La voiture file entre Ifnit et Agadir. Grégoire dresse un topo de la situation, l’arrestation de Jacques et Boris, Bérangère qui s’évapore. Il ne sait pas encore déterminer le jeu de Bruno, ni celui de Sabine, ce sera le travail d’Olivia. Après avoir pris de l’essence, Grégoire sort un portable de sa poche, le dépose sur les genoux de Camille et impose :
- Tiens, c’est le téléphone d’urgence. Il ne sert qu’entre Olivia et moi. S’il sonne, décroche tout de suite, ne prononce pas un mot et écoute ce qu’elle dira.
- Tu ne veux pas le garder ? décline Camille en regardant l’appareil comme s’il s’agissait d’un scorpion posé sur ses cuisses.
- Non, j’en ai déjà deux !
- T’es fou. Je ne suis pas James Bond, moi ! Je suis trop distraite, prétexte-t-elle, paniquée.
Un sourcil levé, Grégoire la dévisage tendrement :
- Tu te débrouilles très bien pour une débutante ! Je sais que tu me rapporteras la conversation, à la virgule près. Garde-le sur toi.
- Je te rappelle que je n’ai pas de poche, lance-t-elle, toujours aussi crispée.

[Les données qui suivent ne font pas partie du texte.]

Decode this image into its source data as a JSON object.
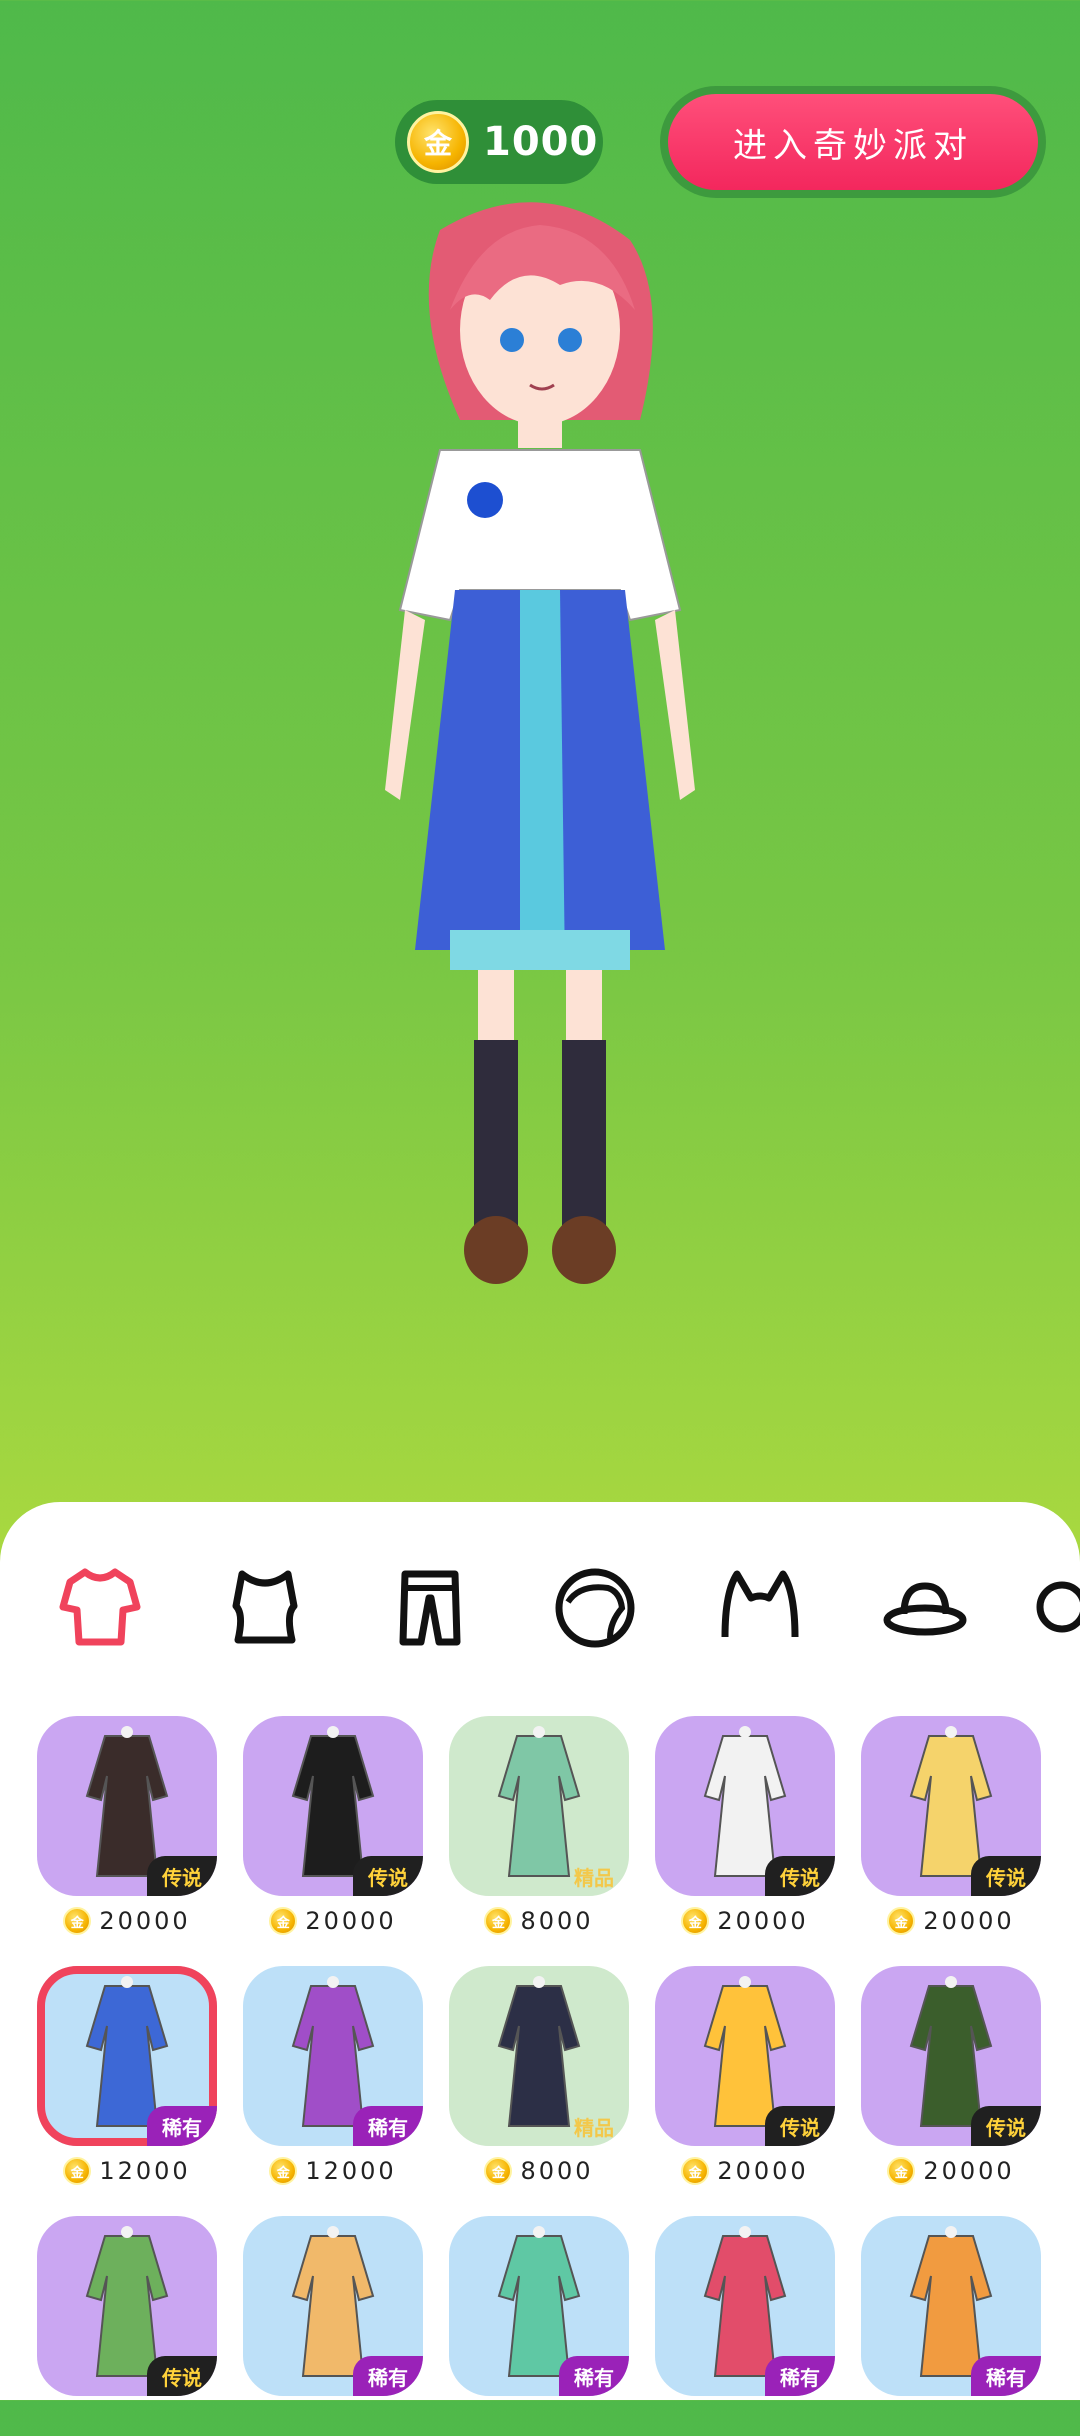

- Glisse-le dans ton mouchoir : c’est aussi une jolie pochette et pends-le à ton cou. Plus d’excuses, on y va ! clôt-il en démarrant.
*
Olivia marche rageusement vers chez Sabine. Rien ne se passe comme prévu, Grégoire a dû partir seul, Bérangère est toujours dans la nature et surtout, oui surtout, rien n’est réglé quant à l’implication de Bruno dans cette galère. Elle en est autant, si pas plus furieuse que son frère. Elle va jusqu’à se demander si la relation qu’ils commencent à installer tout doucement et à l’abri des regards de Grégoire, n’est pas tout simplement calculée de sa part. Olivia est de très mauvaise humeur. Elle a foncé chez Bruno, pour de plus amples explications. Il n’était pas là, il y avait juste Fatima qui balayait le salon. Plus de fête, a-t-elle expliqué, Bruno a tout annulé.
Elle frappe violemment à la porte de Sabine. Olivia refuse sèchement le verre d’eau, attend bras croisés sans piper mot que Sabine se dévoile. Elle reste froide en écoutant le préambule. La lavandière s’excuse d’abord de ne poser les cartes sur la table que maintenant, elle admet avoir eu peur quand on lui a appris la mort de Hugues et la disparition de Camille et de ses enfants. Elle avoue enfin son rôle de messager envers Tanguy. Elle a préparé tous les courriels de ses entretiens qu’elle tend à Olivia. Les mâchoires serrées, Olivia s’empare de la liasse de papiers. Elle est toujours aussi seche, elle n’a jamais apprécié les « messagers ».
- Pourquoi tu ne te mets au tapis qu’aujourd'hui ? claque-t-elle. Tu es très bien placée pour savoir que l’équipe de la sécurité cherchait à les protéger !
- Quand Camille m’a confié son histoire, je lui avais promis le silence et en renseignant Tanguy, je les protégeais aussi...
- Comment savais-tu que le scénariste était dangereux ?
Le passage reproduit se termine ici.